Construire sa vie après le chaos, la rupture familiale, le procès. Survivre, se tenir debout avec certains jours une boule dans la gorge si grosse qu'elle est douloureuse. Se sentir seule car mes meilleures amies même si elles sont là, ne peuvent pas lutter contre mon immense tristesse. Une ombre parmi les autres. Et puis le temps passe.
Mais alors que je peux vivre mon présent sans être toujours hantée par mon enfance, par le père violent et incestueux, c'est mon entourage qui me le renvoit à la figure, comme une malédiction. Ma mère interdit qu'on en parle mais reste prisonnière de cette vie là, comme si elle essayait d'être la mère protectrice qu'elle n'a pas su être, répétant encore et encore tout qu'elle a fait pour nous de bien quand on était enfants. Elle s'efforce d'intervenir aujourd'hui quand elle aurait du le faire jadis. Elle entretient l'angoisse de faire moi-même le mauvais choix qu'elle a fait hier en faisant sa vie avec le père, à 16 ans.
On m'avait que c'est le temps qui apaise, qui soigne le mieux et je ne l'ai pas cru tant ma douleur était grande. Se faufiler entre les obstacles pour ne pas être abîmée davantage mais être abîmée pourtant. Parce qu'il y a ma petite soeur qui se tue encore et encore, qui jette à la figure du premier venu les détails de l'inceste, qui brandit son traumatisme dès qu'on la contrarie.
Pourtant c'est vrai. Le temps, des années... pour arriver à dire "je", pour se construire un petit havre de paix qui résiste aux orages, pour vivre et plus survivre seulement. Que les moments de ténébreux orages soient moins long que les brillants soleils.
Il y a le temps mais il y a aussi cet homme dont je suis amoureuse, que je connais depuis 3 ans. Une histoire chaotique, avec des rebondissements. Il m'a fallut du temps pour apprivoiser mes angoisses, apprendre à me donner à lui, à ne pas le voir comme un danger potentiel, à lui parler de ce que je ressens. On a manqué de se perdre pour de bon mais on s'est retrouvé encore et encore, un peu par hasard.

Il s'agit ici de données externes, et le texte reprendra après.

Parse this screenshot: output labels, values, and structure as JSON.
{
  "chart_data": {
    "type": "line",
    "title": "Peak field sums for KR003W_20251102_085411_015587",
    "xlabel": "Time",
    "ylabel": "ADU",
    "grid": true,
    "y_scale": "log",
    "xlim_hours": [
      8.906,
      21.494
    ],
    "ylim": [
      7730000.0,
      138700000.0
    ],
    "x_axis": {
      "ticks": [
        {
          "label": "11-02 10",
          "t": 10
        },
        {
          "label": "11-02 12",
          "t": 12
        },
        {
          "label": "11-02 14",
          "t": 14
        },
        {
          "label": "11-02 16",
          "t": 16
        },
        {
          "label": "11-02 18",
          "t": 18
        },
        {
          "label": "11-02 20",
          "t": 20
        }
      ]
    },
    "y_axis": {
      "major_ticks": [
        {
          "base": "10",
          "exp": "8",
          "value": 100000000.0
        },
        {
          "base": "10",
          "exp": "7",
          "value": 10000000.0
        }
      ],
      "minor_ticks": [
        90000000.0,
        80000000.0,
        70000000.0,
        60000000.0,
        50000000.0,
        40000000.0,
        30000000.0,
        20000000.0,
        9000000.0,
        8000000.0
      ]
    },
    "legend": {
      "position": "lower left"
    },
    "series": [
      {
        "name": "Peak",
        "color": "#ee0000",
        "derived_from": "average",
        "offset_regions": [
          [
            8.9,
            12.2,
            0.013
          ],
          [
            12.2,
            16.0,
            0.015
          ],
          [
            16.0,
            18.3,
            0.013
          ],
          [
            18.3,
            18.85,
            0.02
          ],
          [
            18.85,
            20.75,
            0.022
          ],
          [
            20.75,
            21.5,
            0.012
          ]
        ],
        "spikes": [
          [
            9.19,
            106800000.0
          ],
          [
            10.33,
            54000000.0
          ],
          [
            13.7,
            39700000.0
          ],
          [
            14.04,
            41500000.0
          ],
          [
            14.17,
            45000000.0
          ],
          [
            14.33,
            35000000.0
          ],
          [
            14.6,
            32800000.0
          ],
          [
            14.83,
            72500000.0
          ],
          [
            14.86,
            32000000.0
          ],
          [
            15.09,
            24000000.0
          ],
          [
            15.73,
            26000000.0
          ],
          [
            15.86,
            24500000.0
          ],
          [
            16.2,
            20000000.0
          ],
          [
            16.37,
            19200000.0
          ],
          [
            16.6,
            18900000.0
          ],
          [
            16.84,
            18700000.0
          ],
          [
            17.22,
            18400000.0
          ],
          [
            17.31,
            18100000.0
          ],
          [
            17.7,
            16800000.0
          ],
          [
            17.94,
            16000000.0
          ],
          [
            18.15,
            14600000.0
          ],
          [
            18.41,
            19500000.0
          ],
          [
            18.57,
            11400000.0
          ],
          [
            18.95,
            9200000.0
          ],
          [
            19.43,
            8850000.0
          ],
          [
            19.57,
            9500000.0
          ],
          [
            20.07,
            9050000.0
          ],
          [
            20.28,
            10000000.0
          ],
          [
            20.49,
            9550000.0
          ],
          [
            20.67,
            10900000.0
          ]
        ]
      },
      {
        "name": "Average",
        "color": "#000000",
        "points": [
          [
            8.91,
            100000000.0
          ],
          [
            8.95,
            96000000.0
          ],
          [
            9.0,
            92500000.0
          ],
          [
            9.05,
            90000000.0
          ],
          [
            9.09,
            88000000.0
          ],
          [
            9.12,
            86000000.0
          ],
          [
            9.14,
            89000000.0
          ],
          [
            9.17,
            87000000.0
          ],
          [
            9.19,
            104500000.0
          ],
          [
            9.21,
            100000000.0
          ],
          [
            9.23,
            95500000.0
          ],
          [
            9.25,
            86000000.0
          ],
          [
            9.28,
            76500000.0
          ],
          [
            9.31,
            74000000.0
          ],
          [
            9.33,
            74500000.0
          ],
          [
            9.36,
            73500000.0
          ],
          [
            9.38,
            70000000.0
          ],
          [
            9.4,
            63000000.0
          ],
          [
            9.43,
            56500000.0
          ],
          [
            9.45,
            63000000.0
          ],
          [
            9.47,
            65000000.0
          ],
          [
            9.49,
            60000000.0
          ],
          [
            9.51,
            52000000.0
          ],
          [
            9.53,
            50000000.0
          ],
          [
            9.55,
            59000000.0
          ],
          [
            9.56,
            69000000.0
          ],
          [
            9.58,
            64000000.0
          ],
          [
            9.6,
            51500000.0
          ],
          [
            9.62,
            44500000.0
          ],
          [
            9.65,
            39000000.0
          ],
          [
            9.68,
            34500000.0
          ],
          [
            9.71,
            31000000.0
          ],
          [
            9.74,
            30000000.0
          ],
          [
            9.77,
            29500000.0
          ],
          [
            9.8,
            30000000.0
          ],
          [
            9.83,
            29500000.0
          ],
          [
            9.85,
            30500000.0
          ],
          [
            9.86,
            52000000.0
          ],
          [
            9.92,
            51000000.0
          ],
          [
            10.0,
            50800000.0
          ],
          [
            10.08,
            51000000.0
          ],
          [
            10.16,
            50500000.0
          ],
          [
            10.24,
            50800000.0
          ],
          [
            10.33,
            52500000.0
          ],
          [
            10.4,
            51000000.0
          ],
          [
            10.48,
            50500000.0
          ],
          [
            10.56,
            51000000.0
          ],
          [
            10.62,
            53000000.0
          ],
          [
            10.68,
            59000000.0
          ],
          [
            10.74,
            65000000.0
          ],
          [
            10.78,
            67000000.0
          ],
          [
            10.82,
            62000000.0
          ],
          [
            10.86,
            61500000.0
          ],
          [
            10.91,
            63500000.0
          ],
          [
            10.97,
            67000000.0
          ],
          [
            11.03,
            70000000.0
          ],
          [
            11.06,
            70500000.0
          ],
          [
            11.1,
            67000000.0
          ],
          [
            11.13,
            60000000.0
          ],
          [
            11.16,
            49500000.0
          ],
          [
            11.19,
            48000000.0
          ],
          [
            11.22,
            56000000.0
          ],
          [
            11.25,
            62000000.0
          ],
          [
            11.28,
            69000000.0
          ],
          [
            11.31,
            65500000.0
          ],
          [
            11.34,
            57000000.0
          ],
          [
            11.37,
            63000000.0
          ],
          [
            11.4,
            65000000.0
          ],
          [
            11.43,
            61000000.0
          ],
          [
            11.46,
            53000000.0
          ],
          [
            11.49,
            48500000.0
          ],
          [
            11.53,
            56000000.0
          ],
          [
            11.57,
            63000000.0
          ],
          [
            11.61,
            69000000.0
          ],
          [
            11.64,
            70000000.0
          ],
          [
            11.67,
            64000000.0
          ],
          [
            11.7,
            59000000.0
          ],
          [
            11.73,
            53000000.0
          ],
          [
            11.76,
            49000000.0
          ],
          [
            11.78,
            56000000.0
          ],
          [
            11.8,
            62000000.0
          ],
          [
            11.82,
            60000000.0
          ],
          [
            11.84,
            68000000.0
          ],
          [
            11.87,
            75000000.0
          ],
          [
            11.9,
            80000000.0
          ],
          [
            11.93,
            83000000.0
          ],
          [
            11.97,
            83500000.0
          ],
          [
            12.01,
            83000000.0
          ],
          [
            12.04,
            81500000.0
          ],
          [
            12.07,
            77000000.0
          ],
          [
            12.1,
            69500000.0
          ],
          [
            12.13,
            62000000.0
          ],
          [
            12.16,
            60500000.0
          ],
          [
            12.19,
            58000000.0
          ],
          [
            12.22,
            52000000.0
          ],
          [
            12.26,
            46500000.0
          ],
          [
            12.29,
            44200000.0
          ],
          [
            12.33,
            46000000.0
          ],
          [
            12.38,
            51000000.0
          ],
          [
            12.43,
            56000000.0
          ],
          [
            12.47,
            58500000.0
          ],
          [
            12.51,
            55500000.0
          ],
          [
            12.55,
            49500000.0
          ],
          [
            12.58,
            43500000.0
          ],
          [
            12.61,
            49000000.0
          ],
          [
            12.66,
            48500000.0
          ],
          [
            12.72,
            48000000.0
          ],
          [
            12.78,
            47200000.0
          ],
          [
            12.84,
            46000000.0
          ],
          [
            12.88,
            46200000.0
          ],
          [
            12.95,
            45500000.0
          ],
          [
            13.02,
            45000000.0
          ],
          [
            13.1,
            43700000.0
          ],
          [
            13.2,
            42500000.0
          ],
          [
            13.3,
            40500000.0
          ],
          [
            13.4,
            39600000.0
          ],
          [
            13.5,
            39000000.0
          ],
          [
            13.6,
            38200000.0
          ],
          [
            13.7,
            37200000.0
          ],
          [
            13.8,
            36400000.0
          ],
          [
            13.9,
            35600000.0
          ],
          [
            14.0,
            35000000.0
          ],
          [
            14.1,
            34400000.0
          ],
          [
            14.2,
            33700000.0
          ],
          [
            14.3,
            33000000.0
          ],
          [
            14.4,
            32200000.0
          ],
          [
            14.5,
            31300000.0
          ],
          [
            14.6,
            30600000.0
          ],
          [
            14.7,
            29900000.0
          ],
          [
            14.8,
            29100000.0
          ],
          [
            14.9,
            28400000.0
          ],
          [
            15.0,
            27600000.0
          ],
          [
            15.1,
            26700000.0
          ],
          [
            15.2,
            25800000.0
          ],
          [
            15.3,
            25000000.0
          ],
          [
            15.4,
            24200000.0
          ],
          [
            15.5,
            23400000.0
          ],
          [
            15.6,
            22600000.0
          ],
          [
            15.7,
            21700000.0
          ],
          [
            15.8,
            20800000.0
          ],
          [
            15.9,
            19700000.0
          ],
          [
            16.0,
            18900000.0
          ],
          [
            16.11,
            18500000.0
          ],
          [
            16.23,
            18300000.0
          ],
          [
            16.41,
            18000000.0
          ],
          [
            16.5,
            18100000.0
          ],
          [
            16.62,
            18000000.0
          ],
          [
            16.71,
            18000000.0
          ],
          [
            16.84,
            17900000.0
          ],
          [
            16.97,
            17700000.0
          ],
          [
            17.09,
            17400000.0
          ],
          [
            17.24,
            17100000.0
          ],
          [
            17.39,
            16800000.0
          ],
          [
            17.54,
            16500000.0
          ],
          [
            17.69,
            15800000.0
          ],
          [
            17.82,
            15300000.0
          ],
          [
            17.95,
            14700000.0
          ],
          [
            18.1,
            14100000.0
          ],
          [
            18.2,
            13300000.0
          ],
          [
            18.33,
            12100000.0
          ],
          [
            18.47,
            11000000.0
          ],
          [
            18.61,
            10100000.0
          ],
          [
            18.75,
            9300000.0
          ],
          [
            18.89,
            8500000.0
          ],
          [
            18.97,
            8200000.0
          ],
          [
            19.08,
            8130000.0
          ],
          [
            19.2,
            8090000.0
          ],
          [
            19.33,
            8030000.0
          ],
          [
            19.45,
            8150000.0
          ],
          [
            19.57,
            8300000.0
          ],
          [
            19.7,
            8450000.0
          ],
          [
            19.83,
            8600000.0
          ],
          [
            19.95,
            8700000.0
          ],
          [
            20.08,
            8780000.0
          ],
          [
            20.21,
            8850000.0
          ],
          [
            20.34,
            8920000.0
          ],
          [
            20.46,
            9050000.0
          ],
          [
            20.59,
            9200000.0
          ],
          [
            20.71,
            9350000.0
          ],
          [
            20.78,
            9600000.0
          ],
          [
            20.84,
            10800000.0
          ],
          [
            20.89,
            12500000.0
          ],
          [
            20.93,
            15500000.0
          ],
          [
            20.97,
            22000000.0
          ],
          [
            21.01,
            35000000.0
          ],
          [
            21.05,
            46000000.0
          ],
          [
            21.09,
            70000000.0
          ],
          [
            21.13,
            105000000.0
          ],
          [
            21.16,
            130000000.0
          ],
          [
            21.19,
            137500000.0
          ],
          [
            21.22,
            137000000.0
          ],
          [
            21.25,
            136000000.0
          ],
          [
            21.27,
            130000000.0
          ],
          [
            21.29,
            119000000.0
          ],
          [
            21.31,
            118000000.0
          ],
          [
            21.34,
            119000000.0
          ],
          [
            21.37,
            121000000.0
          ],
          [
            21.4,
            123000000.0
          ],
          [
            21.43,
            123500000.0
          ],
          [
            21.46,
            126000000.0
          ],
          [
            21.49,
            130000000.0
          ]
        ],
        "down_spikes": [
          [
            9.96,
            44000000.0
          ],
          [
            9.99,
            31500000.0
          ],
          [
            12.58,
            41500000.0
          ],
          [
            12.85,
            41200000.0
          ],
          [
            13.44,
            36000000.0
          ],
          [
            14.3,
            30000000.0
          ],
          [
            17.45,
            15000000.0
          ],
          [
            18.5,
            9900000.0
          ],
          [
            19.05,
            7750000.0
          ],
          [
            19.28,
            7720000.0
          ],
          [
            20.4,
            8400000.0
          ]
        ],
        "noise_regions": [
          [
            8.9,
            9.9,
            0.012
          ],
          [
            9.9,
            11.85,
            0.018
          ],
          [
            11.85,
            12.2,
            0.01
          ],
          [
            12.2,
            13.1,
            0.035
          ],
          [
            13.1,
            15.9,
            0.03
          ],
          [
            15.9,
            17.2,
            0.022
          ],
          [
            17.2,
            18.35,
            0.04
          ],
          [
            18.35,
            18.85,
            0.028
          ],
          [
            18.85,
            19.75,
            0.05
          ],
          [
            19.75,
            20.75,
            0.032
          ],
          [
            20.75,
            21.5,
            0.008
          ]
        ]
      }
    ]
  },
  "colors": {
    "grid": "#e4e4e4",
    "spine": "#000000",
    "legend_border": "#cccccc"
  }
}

Maintenant je suis sûre de mon choix, je l'aime et c'est lui que je veux. J'ai envie d'avoir des enfants de lui. Je sais que c'est quelqu'un de bien, de profondément bienveillant qui me respecte. Je suis rendue compte qu'il était sensible, plein de bon sens, généreux et parfois fragile; non un être égoïste, éventuellement violent à l'image que j'avais des hommes.
Je suis enfin sûre de moi mais pour y parvenir il m'a fallut le cacher à ma mère et à ma grand-mère pour qu'elles ne s'insinuent pas à nouveau dans ma tête, pour brandir le fantôme du père et me convaincre de le quitter. Ma mère a appris il y a peu qu'on s'était retrouvé et je sais par ma soeur qu'elle a fait encore le lien avec le père, en le traitant de manipulateur. Quant à ma grand-mère, elle a sous-entendu que je risquais de faire comme ma mère qui s'est enfuie de chez elle à 16 ans et enceinte à 17 contre l'avis de sa famille. Car il semble que dans sa tête inceste et maltraitances soient la conséquence logique du mauvais choix de ma mère.
Je trouve ça ignoble, insupportable mais je les aurait à l'usure car je vivrais ma vie sans elles s'il le faut. Je refuse d'être enfermée dans un bocal avec du formol. Que leurs intentions soient bonnes ou non. Je n'en peux et n'en veux plus de leur culpabilité.